For the second day running, Sterling was undermined by weaker than expected economic data. The latest retail sales data recorded a 1.3% decline in sales volume for April following a revised 0.6% decline the previous month. With markets expecting sales to be broadly flat over the month, the sharp decline inevitably pushed Sterling weaker.
The latest government data released at the same time registered a borrowing requirement of GBP8bn for April. Distortions surrounding asset sales and transfers made comparison difficult, but there was a small net decline in the deficit from last year. There was cautious commentary from the IMF as it warned that the UK was still a long way from a sustainable recovery.
The latest Bank of England minutes again recorded a 6-3 vote for quantitative easing to be left on hold in May, the same vote as had been seen for the past four months. Governor King was again out-voted by the majority of MPC members. Although there was a slightly more optimistic economic tone in the minutes, Sterling weakened to lows below 1.51 against the dollar.

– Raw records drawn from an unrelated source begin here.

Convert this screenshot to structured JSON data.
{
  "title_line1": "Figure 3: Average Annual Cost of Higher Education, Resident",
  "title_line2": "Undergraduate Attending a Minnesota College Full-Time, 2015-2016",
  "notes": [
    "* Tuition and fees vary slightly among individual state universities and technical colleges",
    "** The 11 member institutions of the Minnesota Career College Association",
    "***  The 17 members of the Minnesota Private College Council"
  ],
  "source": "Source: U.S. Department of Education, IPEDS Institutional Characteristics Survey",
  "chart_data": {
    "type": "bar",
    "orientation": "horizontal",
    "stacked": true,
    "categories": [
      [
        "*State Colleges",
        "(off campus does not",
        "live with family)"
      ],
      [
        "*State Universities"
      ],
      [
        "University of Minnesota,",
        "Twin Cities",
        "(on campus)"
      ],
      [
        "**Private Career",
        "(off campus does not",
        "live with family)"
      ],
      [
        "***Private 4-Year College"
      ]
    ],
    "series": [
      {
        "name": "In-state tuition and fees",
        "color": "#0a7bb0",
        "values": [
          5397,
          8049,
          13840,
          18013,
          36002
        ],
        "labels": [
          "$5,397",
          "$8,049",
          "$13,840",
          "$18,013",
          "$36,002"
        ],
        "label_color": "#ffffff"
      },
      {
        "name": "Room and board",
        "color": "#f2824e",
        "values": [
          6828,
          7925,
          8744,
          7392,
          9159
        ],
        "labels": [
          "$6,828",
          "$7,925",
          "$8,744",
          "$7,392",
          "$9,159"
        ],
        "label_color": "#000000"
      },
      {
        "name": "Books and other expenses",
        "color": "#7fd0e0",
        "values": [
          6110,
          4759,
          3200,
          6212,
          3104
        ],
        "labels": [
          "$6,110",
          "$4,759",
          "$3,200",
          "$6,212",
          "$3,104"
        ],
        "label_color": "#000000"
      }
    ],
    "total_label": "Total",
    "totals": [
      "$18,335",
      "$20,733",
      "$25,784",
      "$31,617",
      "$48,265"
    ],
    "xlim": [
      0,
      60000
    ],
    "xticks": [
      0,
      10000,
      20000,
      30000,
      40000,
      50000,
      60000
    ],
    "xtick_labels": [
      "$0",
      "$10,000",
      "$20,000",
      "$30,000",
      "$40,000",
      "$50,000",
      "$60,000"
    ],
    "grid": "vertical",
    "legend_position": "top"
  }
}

The Swiss franc was an important focus during the European session. The currency was already showing signs of vulnerability and losses accelerated following comments from National Bank Chairman Jordan. He did not rule out the possibility of raising the Euro minimum level from 1.20 at present while negative interest rates also remained a possible policy tool. The talk surrounding a higher minimum level pushed the franc to two-year lows above 1.26 against the Euro.

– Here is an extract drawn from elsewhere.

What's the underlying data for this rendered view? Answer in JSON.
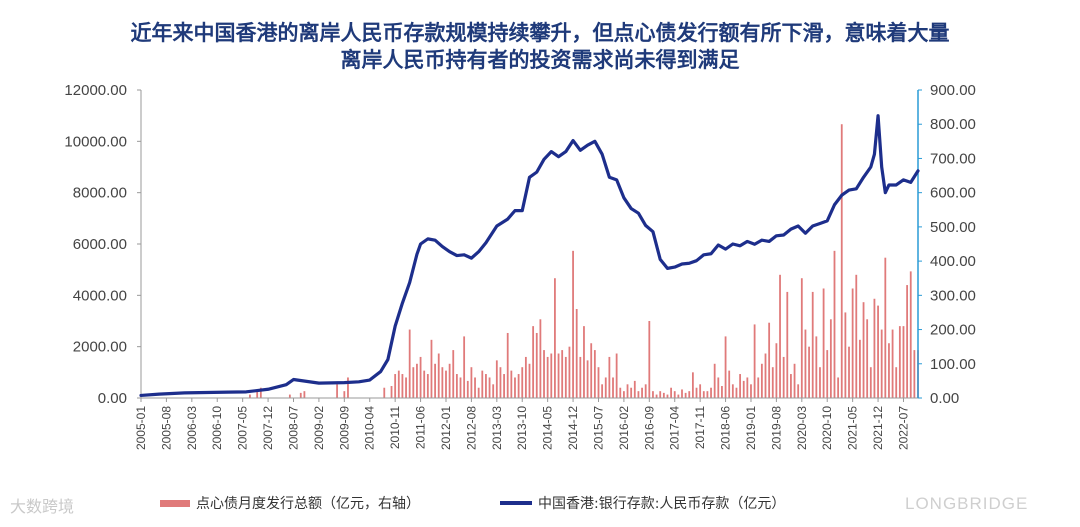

Ahead of the US open, there were comments from Fed Governor Dudley which suggested that the central bank would need 3-4 months before determining whether or not to taper bond purchases. The underlying dovish tone maintained a soft dollar tone ahead of crucial congressional testimony from Fed Chairman Bernanke.

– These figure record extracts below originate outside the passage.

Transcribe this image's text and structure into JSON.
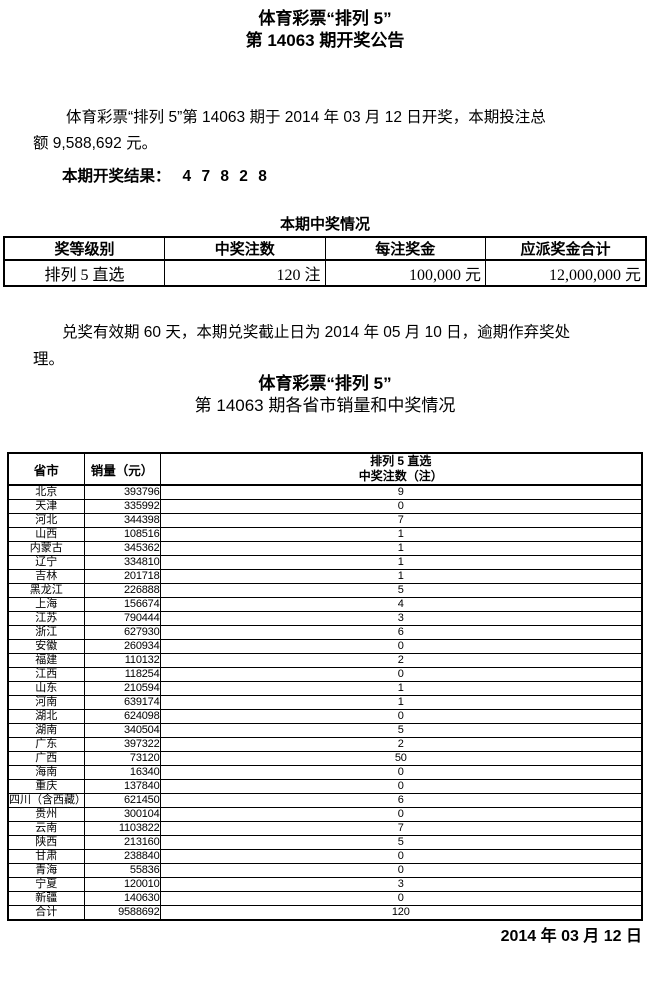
{
  "page": {
    "title_line1": "体育彩票“排列 5”",
    "title_line2": "第 14063 期开奖公告",
    "intro_line1": "体育彩票“排列 5”第 14063 期于 2014 年 03 月 12 日开奖，本期投注总",
    "intro_line2": "额 9,588,692 元。",
    "result_label": "本期开奖结果：",
    "result_numbers": "4 7 8 2 8",
    "prize_caption": "本期中奖情况",
    "redeem_line1": "兑奖有效期 60 天，本期兑奖截止日为 2014 年 05 月 10 日，逾期作弃奖处",
    "redeem_line2": "理。",
    "section2_title1": "体育彩票“排列 5”",
    "section2_title2": "第 14063 期各省市销量和中奖情况",
    "date": "2014 年 03 月 12 日"
  },
  "prize_table": {
    "headers": [
      "奖等级别",
      "中奖注数",
      "每注奖金",
      "应派奖金合计"
    ],
    "rows": [
      [
        "排列 5 直选",
        "120 注",
        "100,000 元",
        "12,000,000 元"
      ]
    ]
  },
  "province_table": {
    "header_province": "省市",
    "header_sales": "销量（元）",
    "header_wins_line1": "排列 5 直选",
    "header_wins_line2": "中奖注数（注）",
    "rows": [
      [
        "北京",
        "393796",
        "9"
      ],
      [
        "天津",
        "335992",
        "0"
      ],
      [
        "河北",
        "344398",
        "7"
      ],
      [
        "山西",
        "108516",
        "1"
      ],
      [
        "内蒙古",
        "345362",
        "1"
      ],
      [
        "辽宁",
        "334810",
        "1"
      ],
      [
        "吉林",
        "201718",
        "1"
      ],
      [
        "黑龙江",
        "226888",
        "5"
      ],
      [
        "上海",
        "156674",
        "4"
      ],
      [
        "江苏",
        "790444",
        "3"
      ],
      [
        "浙江",
        "627930",
        "6"
      ],
      [
        "安徽",
        "260934",
        "0"
      ],
      [
        "福建",
        "110132",
        "2"
      ],
      [
        "江西",
        "118254",
        "0"
      ],
      [
        "山东",
        "210594",
        "1"
      ],
      [
        "河南",
        "639174",
        "1"
      ],
      [
        "湖北",
        "624098",
        "0"
      ],
      [
        "湖南",
        "340504",
        "5"
      ],
      [
        "广东",
        "397322",
        "2"
      ],
      [
        "广西",
        "73120",
        "50"
      ],
      [
        "海南",
        "16340",
        "0"
      ],
      [
        "重庆",
        "137840",
        "0"
      ],
      [
        "四川（含西藏）",
        "621450",
        "6"
      ],
      [
        "贵州",
        "300104",
        "0"
      ],
      [
        "云南",
        "1103822",
        "7"
      ],
      [
        "陕西",
        "213160",
        "5"
      ],
      [
        "甘肃",
        "238840",
        "0"
      ],
      [
        "青海",
        "55836",
        "0"
      ],
      [
        "宁夏",
        "120010",
        "3"
      ],
      [
        "新疆",
        "140630",
        "0"
      ],
      [
        "合计",
        "9588692",
        "120"
      ]
    ]
  }
}
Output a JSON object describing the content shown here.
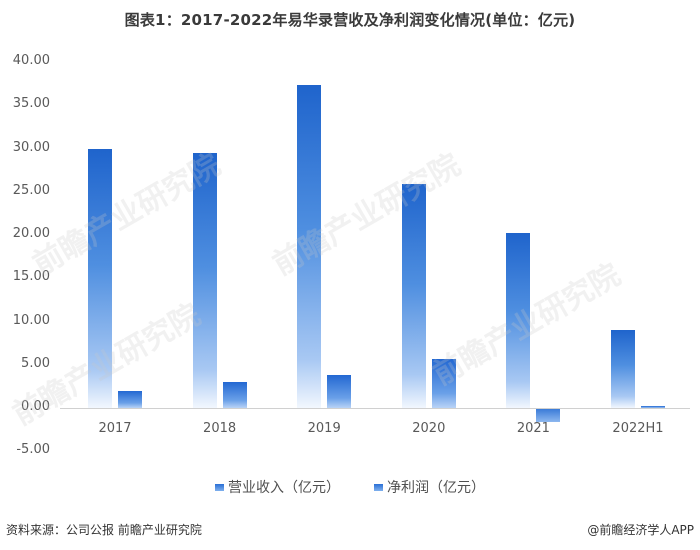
{
  "title": "图表1：2017-2022年易华录营收及净利润变化情况(单位：亿元)",
  "chart_data": {
    "type": "bar",
    "title": "图表1：2017-2022年易华录营收及净利润变化情况(单位：亿元)",
    "xlabel": "",
    "ylabel": "",
    "categories": [
      "2017",
      "2018",
      "2019",
      "2020",
      "2021",
      "2022H1"
    ],
    "series": [
      {
        "name": "营业收入（亿元）",
        "values": [
          30.0,
          29.5,
          37.3,
          25.9,
          20.2,
          9.0
        ],
        "color": "#1f64cc"
      },
      {
        "name": "净利润（亿元）",
        "values": [
          2.0,
          3.0,
          3.8,
          5.7,
          -1.5,
          0.2
        ],
        "color": "#2a6fd6"
      }
    ],
    "ylim": [
      -5,
      40
    ],
    "yticks": [
      "40.00",
      "35.00",
      "30.00",
      "25.00",
      "20.00",
      "15.00",
      "10.00",
      "5.00",
      "0.00",
      "-5.00"
    ],
    "grid": false,
    "legend_position": "bottom"
  },
  "legend": {
    "items": [
      {
        "label": "营业收入（亿元）"
      },
      {
        "label": "净利润（亿元）"
      }
    ]
  },
  "footer": {
    "source": "资料来源：公司公报 前瞻产业研究院",
    "credit": "@前瞻经济学人APP"
  },
  "watermark": "前瞻产业研究院"
}
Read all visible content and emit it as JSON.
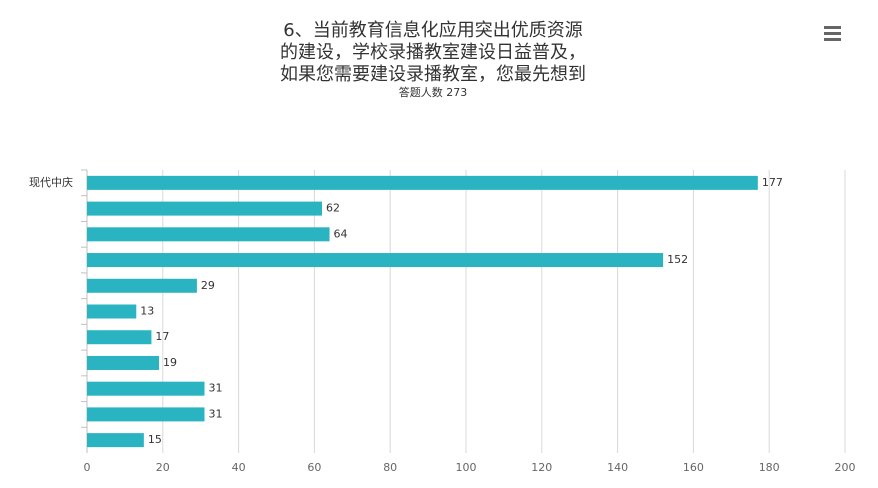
{
  "chart_data": {
    "type": "bar",
    "orientation": "horizontal",
    "title": [
      "6、当前教育信息化应用突出优质资源",
      "的建设，学校录播教室建设日益普及，",
      "如果您需要建设录播教室，您最先想到"
    ],
    "subtitle": "答题人数 273",
    "categories": [
      "现代中庆",
      null,
      null,
      null,
      null,
      null,
      null,
      null,
      null,
      null,
      null
    ],
    "values": [
      177,
      62,
      64,
      152,
      29,
      13,
      17,
      19,
      31,
      31,
      15
    ],
    "color": "#2ab3c0",
    "xlim": [
      0,
      200
    ],
    "xticks": [
      0,
      20,
      40,
      60,
      80,
      100,
      120,
      140,
      160,
      180,
      200
    ],
    "grid": true
  }
}
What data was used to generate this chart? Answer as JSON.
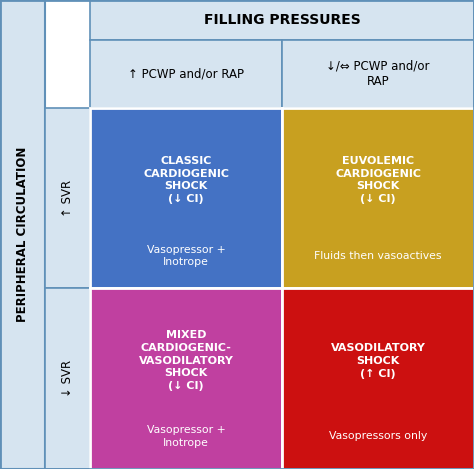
{
  "title": "FILLING PRESSURES",
  "col_headers": [
    "↑ PCWP and/or RAP",
    "↓/⇔ PCWP and/or\nRAP"
  ],
  "row_headers": [
    "↑ SVR",
    "↓ SVR"
  ],
  "side_label": "PERIPHERAL CIRCULATION",
  "cells": [
    {
      "row": 0,
      "col": 0,
      "title": "CLASSIC\nCARDIOGENIC\nSHOCK\n(↓ CI)",
      "subtitle": "Vasopressor +\nInotrope",
      "bg_color": "#4472C4",
      "text_color": "#FFFFFF"
    },
    {
      "row": 0,
      "col": 1,
      "title": "EUVOLEMIC\nCARDIOGENIC\nSHOCK\n(↓ CI)",
      "subtitle": "Fluids then vasoactives",
      "bg_color": "#C8A020",
      "text_color": "#FFFFFF"
    },
    {
      "row": 1,
      "col": 0,
      "title": "MIXED\nCARDIOGENIC-\nVASODILATORY\nSHOCK\n(↓ CI)",
      "subtitle": "Vasopressor +\nInotrope",
      "bg_color": "#C040A0",
      "text_color": "#FFFFFF"
    },
    {
      "row": 1,
      "col": 1,
      "title": "VASODILATORY\nSHOCK\n(↑ CI)",
      "subtitle": "Vasopressors only",
      "bg_color": "#CC1010",
      "text_color": "#FFFFFF"
    }
  ],
  "header_bg": "#D6E4F0",
  "border_color": "#6090B8",
  "side_bg": "#D6E4F0",
  "white": "#FFFFFF",
  "figsize": [
    4.74,
    4.69
  ],
  "dpi": 100
}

In prepared remarks, Bernanke again stated that the Fed could increase or decrease the pace of quantitative easing depending on economic conditions. He was still concerned over underlying weakness in the labour market despite some signs of recent improvement with a warning over the damage of long-term unemployment. These remarks were broadly in line with comments from the previous Fed meeting as he looked to maintain as much flexibility as possible. He also expressed concerns that premature tightening could stall the recovery and be very costly.
The dollar weakened sharply following Bernanke’s comments with EUR/USD approaching key resistance in the 1.30 area as volatility spiked higher. Weakness quickly attracted fresh dollar buying as the Euro retreated rapidly to lows below 1.29 ahead of the European close.